Sou viciado em romances policiais. Li compulsivamente tudo quando apanhei da Agatha Christie, Stanley Gardner, Maurice Leblanc, Georges Simenon, Conan Doyle, Edgar Allan Poe, Henning Mankell, Stieg Larsson e Rex Stout - para citar só os autores que mais me viciaram. Neste momento, estou a proceder a uma leitura vertical da obra de Manuel Vázquez Montalbán, após o que regressarei ao Andrea Camilleri.
"O assassinato de Roger Ackroyd", de Agatha Christie, é a resposta que daria se alguém me perguntasse qual o meu policial preferido. Descobrir qual é o culpado (deixou de ser sempre o mordomo) já não é obrigatoriamente o maior ponto de interesse de uma intriga policial, mas continua a ser um ingrediente importante. E o truque do criminoso ser o narrador é tão magistralmente sublime quanto irrepetível.

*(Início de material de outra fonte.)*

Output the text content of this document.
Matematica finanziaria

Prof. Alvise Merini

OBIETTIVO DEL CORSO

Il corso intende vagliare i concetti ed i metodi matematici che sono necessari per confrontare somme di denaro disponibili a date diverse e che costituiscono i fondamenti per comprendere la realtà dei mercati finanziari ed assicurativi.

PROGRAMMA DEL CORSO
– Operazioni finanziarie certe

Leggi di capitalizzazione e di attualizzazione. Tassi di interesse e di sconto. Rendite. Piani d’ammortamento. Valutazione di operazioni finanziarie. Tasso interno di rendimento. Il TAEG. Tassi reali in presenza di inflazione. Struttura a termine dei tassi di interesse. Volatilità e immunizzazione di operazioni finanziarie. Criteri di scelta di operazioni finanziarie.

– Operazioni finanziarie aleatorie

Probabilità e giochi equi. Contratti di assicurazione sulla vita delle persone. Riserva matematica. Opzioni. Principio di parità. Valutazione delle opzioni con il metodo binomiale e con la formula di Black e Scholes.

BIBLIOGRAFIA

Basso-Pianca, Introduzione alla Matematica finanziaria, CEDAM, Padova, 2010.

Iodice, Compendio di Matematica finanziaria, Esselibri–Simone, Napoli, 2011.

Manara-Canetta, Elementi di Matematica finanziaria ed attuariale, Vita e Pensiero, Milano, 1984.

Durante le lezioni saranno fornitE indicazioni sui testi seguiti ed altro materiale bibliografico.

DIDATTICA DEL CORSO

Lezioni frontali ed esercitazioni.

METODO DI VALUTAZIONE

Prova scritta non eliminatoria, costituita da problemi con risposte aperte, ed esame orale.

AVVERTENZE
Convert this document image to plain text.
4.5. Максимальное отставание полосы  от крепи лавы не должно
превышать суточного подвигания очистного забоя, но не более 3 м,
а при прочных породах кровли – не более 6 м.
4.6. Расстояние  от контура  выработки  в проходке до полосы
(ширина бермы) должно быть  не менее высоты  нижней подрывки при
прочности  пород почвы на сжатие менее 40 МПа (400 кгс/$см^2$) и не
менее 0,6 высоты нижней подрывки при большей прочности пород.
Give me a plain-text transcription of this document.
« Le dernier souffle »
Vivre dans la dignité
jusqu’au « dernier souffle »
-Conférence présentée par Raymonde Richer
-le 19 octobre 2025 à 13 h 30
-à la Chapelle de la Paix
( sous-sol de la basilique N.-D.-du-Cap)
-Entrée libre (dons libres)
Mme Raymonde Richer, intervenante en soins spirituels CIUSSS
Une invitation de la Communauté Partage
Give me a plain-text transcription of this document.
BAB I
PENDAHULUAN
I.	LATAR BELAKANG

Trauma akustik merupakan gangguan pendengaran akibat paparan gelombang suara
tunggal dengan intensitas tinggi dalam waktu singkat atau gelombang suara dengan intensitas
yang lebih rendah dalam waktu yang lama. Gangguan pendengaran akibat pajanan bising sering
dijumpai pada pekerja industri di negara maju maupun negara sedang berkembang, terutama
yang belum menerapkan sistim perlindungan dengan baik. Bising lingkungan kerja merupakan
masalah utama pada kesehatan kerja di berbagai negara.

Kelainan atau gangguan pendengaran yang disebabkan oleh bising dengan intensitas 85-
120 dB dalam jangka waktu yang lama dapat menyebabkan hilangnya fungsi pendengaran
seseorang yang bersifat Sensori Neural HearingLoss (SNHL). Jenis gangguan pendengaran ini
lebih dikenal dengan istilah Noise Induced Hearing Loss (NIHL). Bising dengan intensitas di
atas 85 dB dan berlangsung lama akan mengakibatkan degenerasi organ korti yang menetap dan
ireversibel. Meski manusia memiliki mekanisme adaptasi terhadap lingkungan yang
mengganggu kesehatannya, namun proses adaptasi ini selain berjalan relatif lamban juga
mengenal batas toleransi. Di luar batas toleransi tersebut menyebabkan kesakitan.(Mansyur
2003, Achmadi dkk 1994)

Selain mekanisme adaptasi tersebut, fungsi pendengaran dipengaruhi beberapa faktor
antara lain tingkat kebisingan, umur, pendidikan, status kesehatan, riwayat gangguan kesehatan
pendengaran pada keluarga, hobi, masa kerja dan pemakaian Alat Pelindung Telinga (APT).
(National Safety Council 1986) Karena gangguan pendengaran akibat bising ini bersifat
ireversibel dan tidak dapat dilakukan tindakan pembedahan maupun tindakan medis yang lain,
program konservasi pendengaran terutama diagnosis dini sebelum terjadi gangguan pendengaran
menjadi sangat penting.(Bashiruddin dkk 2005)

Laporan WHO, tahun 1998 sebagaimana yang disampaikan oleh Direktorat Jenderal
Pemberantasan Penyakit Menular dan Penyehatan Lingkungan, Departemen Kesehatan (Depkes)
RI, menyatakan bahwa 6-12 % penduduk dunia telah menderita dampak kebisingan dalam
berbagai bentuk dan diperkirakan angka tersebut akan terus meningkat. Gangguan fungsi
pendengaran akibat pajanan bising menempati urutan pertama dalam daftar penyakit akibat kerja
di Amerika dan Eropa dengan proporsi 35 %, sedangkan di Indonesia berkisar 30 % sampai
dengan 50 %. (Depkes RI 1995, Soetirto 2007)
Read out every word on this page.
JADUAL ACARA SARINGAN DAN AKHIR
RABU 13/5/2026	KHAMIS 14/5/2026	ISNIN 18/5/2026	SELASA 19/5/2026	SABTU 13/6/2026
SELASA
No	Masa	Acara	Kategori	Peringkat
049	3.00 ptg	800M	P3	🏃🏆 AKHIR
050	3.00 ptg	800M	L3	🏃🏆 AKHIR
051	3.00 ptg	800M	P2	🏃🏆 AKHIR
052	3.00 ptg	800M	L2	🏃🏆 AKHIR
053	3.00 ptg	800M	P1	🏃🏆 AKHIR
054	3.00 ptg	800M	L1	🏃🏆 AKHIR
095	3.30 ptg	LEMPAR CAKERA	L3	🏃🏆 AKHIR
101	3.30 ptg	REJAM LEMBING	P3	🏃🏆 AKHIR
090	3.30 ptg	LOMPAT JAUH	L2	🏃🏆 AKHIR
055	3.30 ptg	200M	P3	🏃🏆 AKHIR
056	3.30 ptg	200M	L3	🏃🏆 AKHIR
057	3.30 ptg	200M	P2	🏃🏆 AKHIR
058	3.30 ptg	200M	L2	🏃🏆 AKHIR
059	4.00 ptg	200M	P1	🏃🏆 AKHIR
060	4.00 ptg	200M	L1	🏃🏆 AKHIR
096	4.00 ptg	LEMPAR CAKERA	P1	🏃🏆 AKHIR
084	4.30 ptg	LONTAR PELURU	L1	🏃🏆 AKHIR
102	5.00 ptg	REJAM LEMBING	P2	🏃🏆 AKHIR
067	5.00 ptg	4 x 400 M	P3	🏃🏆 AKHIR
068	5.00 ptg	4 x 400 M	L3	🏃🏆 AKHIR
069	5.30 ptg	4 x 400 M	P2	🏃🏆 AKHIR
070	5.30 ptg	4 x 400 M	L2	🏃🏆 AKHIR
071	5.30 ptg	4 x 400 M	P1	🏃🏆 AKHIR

Apurar a identidade do criminoso que deixou à beira da morte os Estaleiros Navais de Viana do Castelo é uma tarefa hercúlea, tão grande é a quantidade de suspeitos que descuidadamente deixaram as impressões digitais no local do crime.
A cena do crime é macabra. Há meses tão longos que já se medem por anos que a grande maioria dos 630 trabalhadores dos estaleiros cumprem o horário mas não trabalham, porque há encomendas mas falta a matéria-prima.
A encomenda de dois asfalteiros, feita pela Venezuela, ainda não começou a ser executada por não haver dinheiro para o aço, pois o adiantamento, de 10% do contrato, feito pelo Governo de Caracas foi, ao que consta, desviado para pagar um empréstimo à Caixa.
Descurados durante anos a fio, os estaleiros foram perdendo competência e competitividade. Como se isso não bastasse, foram apunhalados nas costas pelo Governo dos Açores, liderado por Carlos César, ao recusar-se a receber o "Atlântida", sob o pretexto da velocidade ser ligeiramente inferior ao contratado.
Apesar de encherem a boca com promessas de reindustrialização, os nossos governantes estão a deixar os estaleiros morrer, com o passivo a crescer ao ritmo dos dois milhões de euros pagos todos os meses a trabalhadores a quem é negado o direito ao trabalho.
Apurar a identidade do responsável por este lastimável estado de coisas só não é fácil porque não se trata de uma só pessoa, mas sim uma longa lista de criminosos, onde constam Cavaco Silva, António Guterres, Durão Barroso, Santana Lopes, José Sócrates e Passos Coelho, isto é, todos os primeiros-ministros (e respetivos ministros das Finanças e da Defesa) que inscreveram nos seus programas de Governo a privatização do Estaleiros de Viana e não só não cumpriram essa promessa como não conseguiram evitar a sua decadência.
Ou seja, o desfecho do crime nos estaleiros navais é parecido com o do "Crime no Expresso do Oriente", de Agatha Christie, em que Hercule Poirot conclui que todos os 13 suspeitos participaram no crime.